Mortgage to Rent Scheme

As part of the implementation of the recommendations in the Keane Report  The Dept of Environment, Community and Local Government is developing a mortgage to rent scheme on a pilot basis.
This work has been assisted by Clúid Housing Association, a number of local authorities, the Housing and Sustainable Communities Agency, AIB, and more recently, New Beginning and another lender.

The scheme is aimed at households that:

a)  have had their mortgage position deemed unsustainable under a Mortgage Arrears Resolution Process

·b) agree to the voluntary repossession of their home;

c) do not have significant positive equity

d) are eligible for social housing.

In addition, the house must also be appropriate to the needs of the household need.  Households availing of the scheme will become social housing tenants, paying a rent  calculated on the basis of household income.
The treatment of any mortgage shortfall or residual debt will be a matter for agreement resolution between the borrower and lender.

The Keane report recommended 2 options for  a mortgage to rent scheme.
The main difference between the 2 options relates to ownership of the property after the voluntary repossession has taken place.

Under the first model, after voluntary repossession has taken place the property would be purchased by an approved housing body at current market value. The household would become a social housing tenant – they would no longer be homeowners. The purchase of the property would be part loan financed, using loan finance generally obtained from the initial mortgage provider, and the Exchequer using funds available under the 2012 allocation for the Capital Advance Leasing Facility. My Department is also consulting with the Central Bank to ensure that the process through which households might be offered the option to participate in the scheme complies fully with all existing consumer protection and other regulatory requirements.

Under the second model, the lender would become the long term owner of the property after voluntary repossession had taken place. The household would become a social housing tenant of the relevant local authority and the local authority would, in turn, lease the property from the financial institution for the period of the lease. The household would enjoy the same benefits as any household already accommodated under the social housing leasing initiative in terms of security of tenure, differential rents, eligibility etc.

 

It is anticipated that the first transactions under the first model will take place very soon. Ultimately, the schemes will be rolled out nationally using the criteria set out above and it is hoped that all lenders will agree to participate.

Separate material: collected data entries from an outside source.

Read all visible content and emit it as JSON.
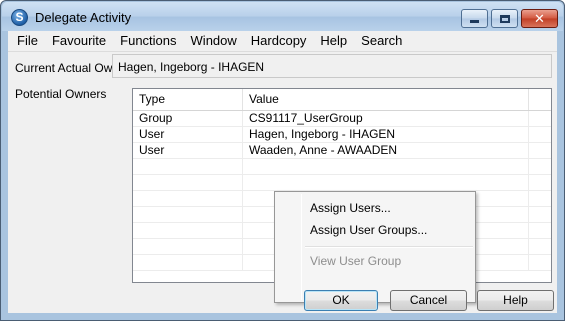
{
  "window": {
    "title": "Delegate Activity",
    "icon": "app-logo-s-icon"
  },
  "menubar": {
    "items": [
      "File",
      "Favourite",
      "Functions",
      "Window",
      "Hardcopy",
      "Help",
      "Search"
    ]
  },
  "form": {
    "current_owner_label": "Current Actual Owner",
    "current_owner_value": "Hagen, Ingeborg - IHAGEN",
    "potential_owners_label": "Potential Owners"
  },
  "grid": {
    "columns": [
      "Type",
      "Value"
    ],
    "rows": [
      {
        "type": "Group",
        "value": "CS91117_UserGroup"
      },
      {
        "type": "User",
        "value": "Hagen, Ingeborg - IHAGEN"
      },
      {
        "type": "User",
        "value": "Waaden, Anne - AWAADEN"
      }
    ]
  },
  "context_menu": {
    "items": [
      {
        "label": "Assign Users...",
        "enabled": true
      },
      {
        "label": "Assign User Groups...",
        "enabled": true
      },
      {
        "label": "View User Group",
        "enabled": false
      }
    ]
  },
  "buttons": {
    "ok": "OK",
    "cancel": "Cancel",
    "help": "Help"
  }
}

Do Lenders Have to Accept New Insolvency Rules ?

The Irish Minister for Justice and Equality  -Alan Shatter –  was asked in the Dail on Feb 7th 2012 if he had any  plans to ensure that  lenders will have an obligation or incentives to accept the proposals in the Insolvency Bill

The reply from Deputy Alan Shatter  was that the reform of personal insolvency law  will involve the introduction of three new non-judicial debt settlement systems, subject to relevant conditions in each case. These are as follows:

· A Debt Relief Certificate to allow for the full write-off of qualifying unsecured debt up to €20,000, after a one-year moratorium period for debtors with “no assets – no income”;

· a Debt Settlement Arrangement for the agreed settlement of unsecured debt of €20,001 and over with two or more creditors;

· a Personal Insolvency Arrangement for the agreed settlement of both secured and unsecured debt of €20,001 to €3 million with one or more creditors.

The Personal Insolvency Bill will also continue the reform of the Bankruptcy Act 1988, begun in the Civil Law (Miscellaneous Provisions) Act 2011 will include, critically, the introduction of automatic discharge from bankruptcy, subject to certain conditions, after 3 years in place of the current 12 years.

Mr Satter continued to say that it was not for  him  to speculate as to the future conduct of any of the participants in an insolvency process.
He asaid hea was of the view that new personal insolvency laws, including the bankruptcy law reform, should provide a significant incentive for financial institutions to develop and implement realistic agreements to manage or settle debt with their customers.
He said that such agreements should in time become the norm as the most sensible and cost-effective arrangements, particularly where the issue is one of dealing with repayment difficulties for a single major debt, secured or otherwise. These agreements could include measures to address mortgage arrears.